No one loves a genius child.  Free him, and let his soul run wild.

I just finished watching a documentary about Jean-Michel Basquiat on PBS that ended with this quote.  Not sure where it comes from.  It got my attention, not least of all because of the film's subject.  Don't get me wrong -- I'm not saying my own daughter is a genius child.  But I'm also not saying she's not.  Genius is a damning adjective.  It means someone with power has noticed you, assigned you value, and publicized the value they have assigned to you.  Very dangerous, because then they can take it away. 

Being a parent really colors everything I think about.  I think about being Jean-Michel's mother.  I think about being the mother of one of his friends.  I think about being his friend and trying to help him stay alive in spite of it all.  I wonder what his experience really was of Andy Warhol and how Andy looked after him.

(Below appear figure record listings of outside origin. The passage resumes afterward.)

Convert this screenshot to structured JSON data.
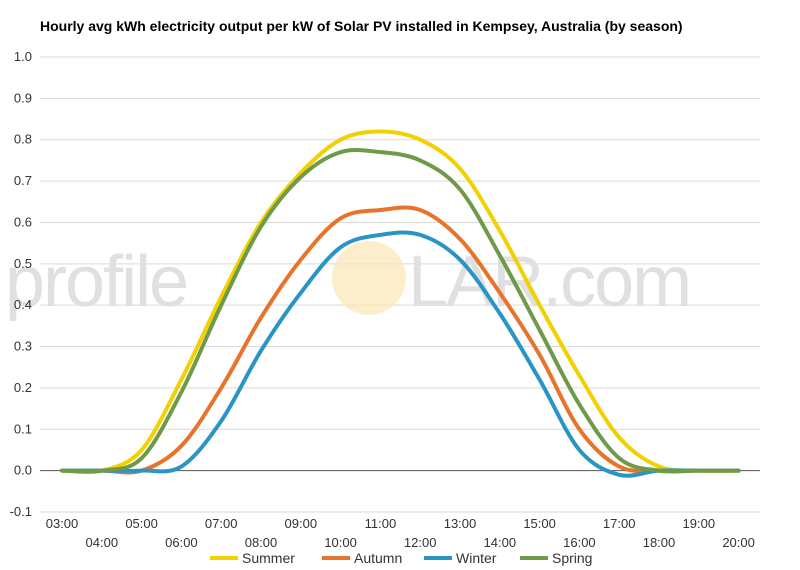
{
  "chart_data": {
    "type": "line",
    "title": "Hourly avg kWh electricity output per kW of Solar PV installed in Kempsey, Australia (by season)",
    "xlabel": "",
    "ylabel": "",
    "x": [
      "03:00",
      "04:00",
      "05:00",
      "06:00",
      "07:00",
      "08:00",
      "09:00",
      "10:00",
      "11:00",
      "12:00",
      "13:00",
      "14:00",
      "15:00",
      "16:00",
      "17:00",
      "18:00",
      "19:00",
      "20:00"
    ],
    "ylim": [
      -0.1,
      1.0
    ],
    "yticks": [
      "-0.1",
      "0.0",
      "0.1",
      "0.2",
      "0.3",
      "0.4",
      "0.5",
      "0.6",
      "0.7",
      "0.8",
      "0.9",
      "1.0"
    ],
    "grid": true,
    "legend": "bottom",
    "series": [
      {
        "name": "Summer",
        "color": "#f2d100",
        "values": [
          0.0,
          0.0,
          0.05,
          0.22,
          0.42,
          0.6,
          0.72,
          0.8,
          0.82,
          0.8,
          0.73,
          0.58,
          0.4,
          0.23,
          0.08,
          0.01,
          0.0,
          0.0
        ]
      },
      {
        "name": "Autumn",
        "color": "#e8732a",
        "values": [
          0.0,
          0.0,
          0.0,
          0.06,
          0.2,
          0.37,
          0.51,
          0.61,
          0.63,
          0.63,
          0.56,
          0.43,
          0.28,
          0.1,
          0.01,
          0.0,
          0.0,
          0.0
        ]
      },
      {
        "name": "Winter",
        "color": "#2a95c5",
        "values": [
          0.0,
          0.0,
          0.0,
          0.01,
          0.12,
          0.29,
          0.43,
          0.54,
          0.57,
          0.57,
          0.51,
          0.38,
          0.22,
          0.05,
          -0.01,
          0.0,
          0.0,
          0.0
        ]
      },
      {
        "name": "Spring",
        "color": "#6f9a49",
        "values": [
          0.0,
          0.0,
          0.03,
          0.19,
          0.4,
          0.59,
          0.71,
          0.77,
          0.77,
          0.75,
          0.68,
          0.52,
          0.34,
          0.16,
          0.03,
          0.0,
          0.0,
          0.0
        ]
      }
    ]
  },
  "watermark": {
    "left": "profile",
    "right": "LAR.com",
    "sun_color": "#fbe7b4"
  }
}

The thing about genius is... what is it?  I really don't think that anyone with integrity thinks of themselves as a genius.  They may feel and think passionately, obsessively, in ways they know others are not feeling or thinking.  But having this experience doesn't make someone feel themselves to be a genius.  I think they just think and feel and struggle to find ways to express that and share it with others.

I guess all this reflection is already captured by saying no one loves a genius child.  And, above all, children need to be loved.  The title of genius can rob them of that, as people just become mercenary.  Like the film observed, if you were Jean-Michel, you'd go to a party and people wanted to do drugs with you, get laid by you, just because you were the hot thing.

Watching the film also made me more aware of something that's been percolating more and more for me.  In the brief moments of reflection I steal, in which I am aware of what feels like the strange loss of my former self, mainly in terms of what I "do" (art, politics, parties, travel, New Things, etc) or rather, mainly in terms of what I no longer "do", I've started to understand a different importance to what I used to "do".  OK -- that was a totally confusing and crap sentence, but here is what I mean.  For example, as a teenager, I spent many, many hours on the phone with a very small handful of friends.  We did homework over the phone, we quizzed each other for tests, we discussed essay questions and research papers, and also lots about our parents and other friends and classmates.  Sometimes music, often literature, who knows what else.  What it seems like now is those conversations, and many other childhood/teenagehood experiences and relationships, really did lay the basis for adulthood.  Much of it seemed petty, but it became the rock that my adulthood is built upon.  That metaphor isn't really right.  It's like sedimentary rock for the wild jungle that has grown on top of it.

I guess I was thinking about this because it was so painful to get a glimpse of how much Jean-Michel needed his father's love, support, and approval.  And to see how well he handled the fucked-up racism that came with his fame.  And it just made me think about all of our beginnings and how they both help and hurt us.  I recognized so many of my creative, free friends in Basquiat's story and I can imagine my own daughter growing up to find that she is in some way a "genius child".  I hope I can stop that in its tracks, for her sake and for other children's too.  Because when you say one child is a genius, you are saying others are not, and that starts the whole cycle of valuing some people over others, and that is no good for anyone.